If you had the ear of the heads of every country in the world and could tell them anything and they would actually listen what would that be? I am sure for some people this would be a very hard decision but I have to say it wouldn’t be for me…not anymore. I know that I would speak of prenatal alcohol exposure and the damage that is Fetal Alcohol Spectrum Disorder. Now I in no way see my children as “damaged” nor do I see my close friend as “damaged”. I do know though that the alcohol has forever harmed them. It has taken many choices away and made them pursuing their dreams and wishes very hard. I look at times at people who are enjoying alcohol and it makes me question so much. I mean really do we need alcohol to enjoy ourselves? If so, why?
I know this is my soapbox and I know that perhaps some people get sick of hearing all about the evils of drinking while pregnant. I just also know that there are still people who do not know or perhaps do not understand that it truly does matter if you choose to drink while you are pregnant. It can literally save a life.

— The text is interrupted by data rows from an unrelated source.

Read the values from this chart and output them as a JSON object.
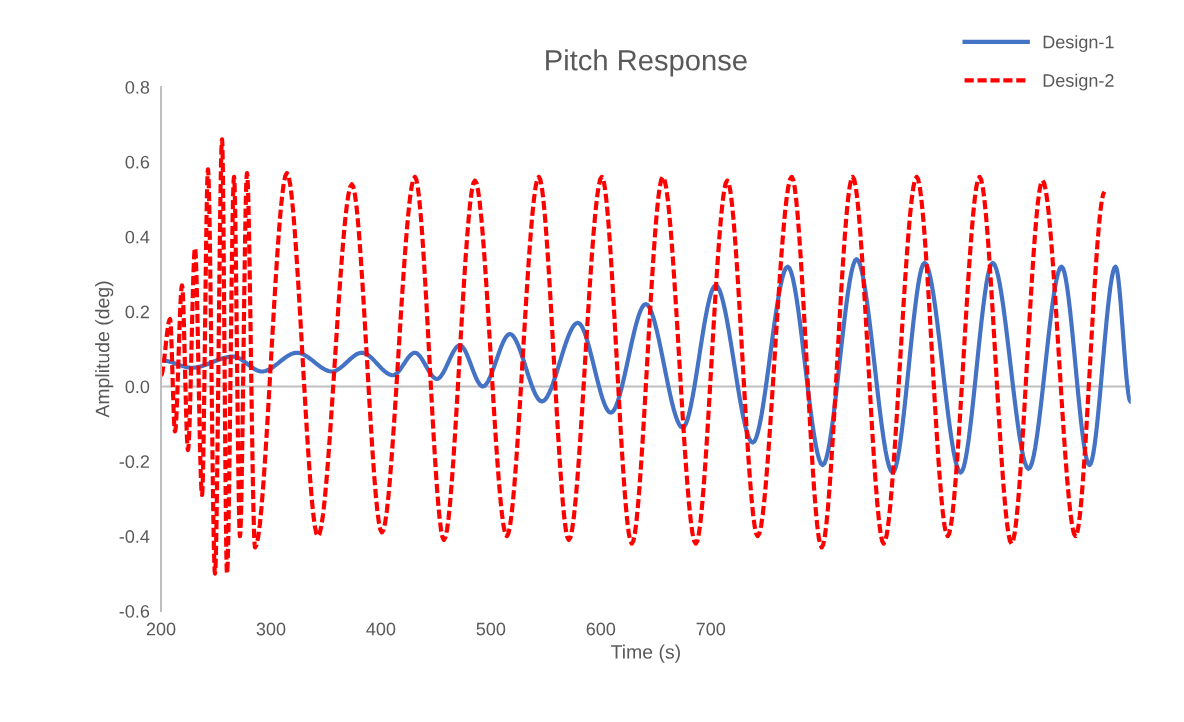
{
  "chart_data": {
    "type": "line",
    "title": "Pitch Response",
    "xlabel": "Time (s)",
    "ylabel": "Amplitude (deg)",
    "xlim": [
      200,
      1082
    ],
    "xticks": [
      200,
      300,
      400,
      500,
      600,
      700
    ],
    "ylim": [
      -0.6,
      0.8
    ],
    "yticks": [
      -0.6,
      -0.4,
      -0.2,
      {
        "value": 0,
        "label": "0.0"
      },
      0.2,
      0.4,
      0.6,
      0.8
    ],
    "grid": false,
    "ref_lines": [
      {
        "axis": "y",
        "value": 0,
        "color": "#bfbfbf"
      }
    ],
    "legend": "top right",
    "marker": "none",
    "series": [
      {
        "name": "Design-1",
        "color": "#4472c4",
        "line_style": "solid",
        "x": [
          200,
          228.2,
          265.5,
          291.8,
          323.6,
          355.5,
          382.7,
          410.9,
          430.9,
          450.9,
          471.8,
          492.7,
          517.3,
          546.4,
          579.1,
          609.1,
          640.9,
          674.5,
          704.5,
          738.2,
          770.0,
          801.8,
          832.7,
          865.5,
          894.5,
          927.3,
          956.4,
          989.1,
          1019.1,
          1044.5,
          1068.2,
          1081.8
        ],
        "values": [
          0.07,
          0.05,
          0.08,
          0.04,
          0.09,
          0.04,
          0.09,
          0.03,
          0.09,
          0.02,
          0.11,
          0.0,
          0.14,
          -0.04,
          0.17,
          -0.07,
          0.22,
          -0.11,
          0.27,
          -0.15,
          0.32,
          -0.21,
          0.34,
          -0.23,
          0.33,
          -0.23,
          0.33,
          -0.22,
          0.32,
          -0.21,
          0.32,
          -0.04
        ]
      },
      {
        "name": "Design-2",
        "color": "#ff0000",
        "line_style": "dashed",
        "x": [
          200,
          208.2,
          212.7,
          219.1,
          224.5,
          230.9,
          237.3,
          242.7,
          249.1,
          255.5,
          260.0,
          266.4,
          271.8,
          278.2,
          285.5,
          314.5,
          342.7,
          373.6,
          400.9,
          430.9,
          457.3,
          485.5,
          514.5,
          543.6,
          570.9,
          600.9,
          628.2,
          656.4,
          686.4,
          715.0,
          742.7,
          773.6,
          800.9,
          829.1,
          857.3,
          887.3,
          915.5,
          944.5,
          973.6,
          1001.8,
          1031.8,
          1058.2
        ],
        "values": [
          0.03,
          0.18,
          -0.12,
          0.27,
          -0.17,
          0.37,
          -0.29,
          0.58,
          -0.5,
          0.66,
          -0.5,
          0.56,
          -0.4,
          0.57,
          -0.43,
          0.57,
          -0.4,
          0.54,
          -0.39,
          0.56,
          -0.41,
          0.55,
          -0.4,
          0.56,
          -0.41,
          0.56,
          -0.42,
          0.56,
          -0.42,
          0.55,
          -0.4,
          0.56,
          -0.43,
          0.56,
          -0.42,
          0.56,
          -0.4,
          0.56,
          -0.42,
          0.55,
          -0.4,
          0.52
        ]
      }
    ]
  }
}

My children are wonderful…they are truly talented in many ways but they also struggle all the time. The thing that hurts me the most is their struggles with their self-esteem. I think what really hurts too is to see my close friends husband trying to be honest with people about his having FASD . By trying to be honest about his need for reminders he has had an awful time trying to get a job. He feels so worthless…he worked his butt off to get through a trade school and now wants to be a part of providing for his family. He is trying to be proud of himself and all his differences but the minute he is there is this immediate judgement. He does need an external brain and cannot manage money or make important decisions on his own but with his wife’s support and guidance they do well. His self-esteem is beginning to very much flag. He hates feeling as though he is a child or treated as less than by other people.

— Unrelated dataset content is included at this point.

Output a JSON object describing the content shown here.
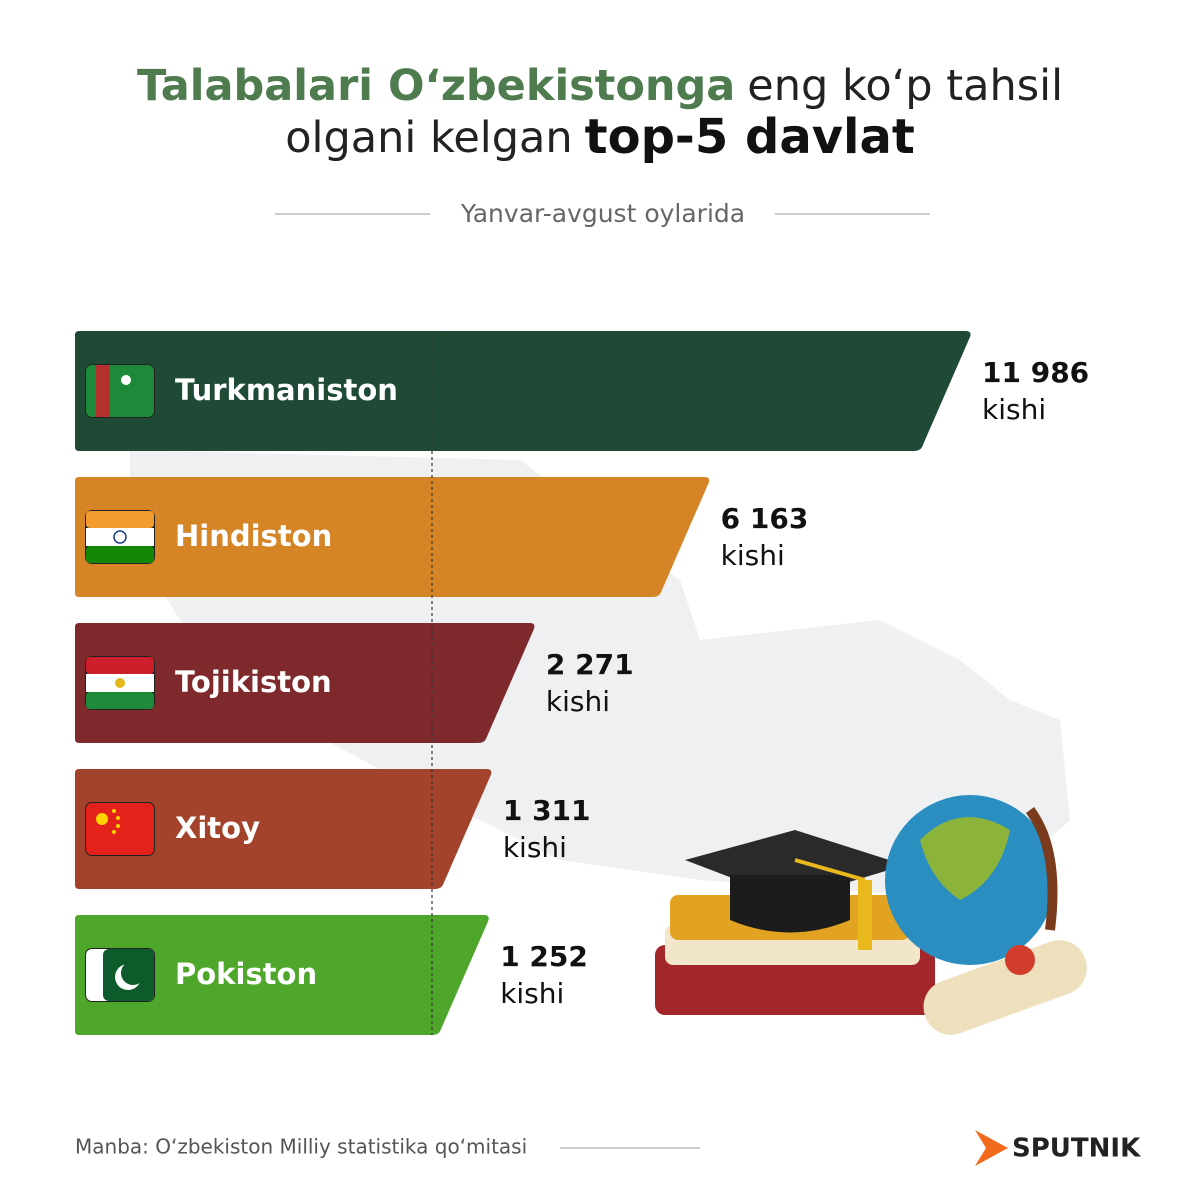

As an adult with FASD I very much watch what works for him as I want to know what supports to use for my children. After his diagnosis (he was not diagnosed until later in life) he felt as though he was treated differently and resented this. I had to laugh at the time as really we all just had more patience with his “eccentricities” than we did before. I struggled with some of his issues before we knew he was FASD and I know so did his family. Really it was watching him with my children that brought it out to both his wife and I. He had the same background as my children having an alcoholic mother and being in foster care due to the chaos at home. When he confronted his mom about his FASD and asked her questions she said that while she had drinking problems it was his father who had given him FASD. It did not help him to accept this diagnosis and himself to have his mother unable to hear what he needed to ask her.
I really wish that the people who seem to think that FASD is some kind of myth or “not that bad” could spend even one day in the shoes of a person who is diagnosed with this or their caregivers. They have no clue what it is like.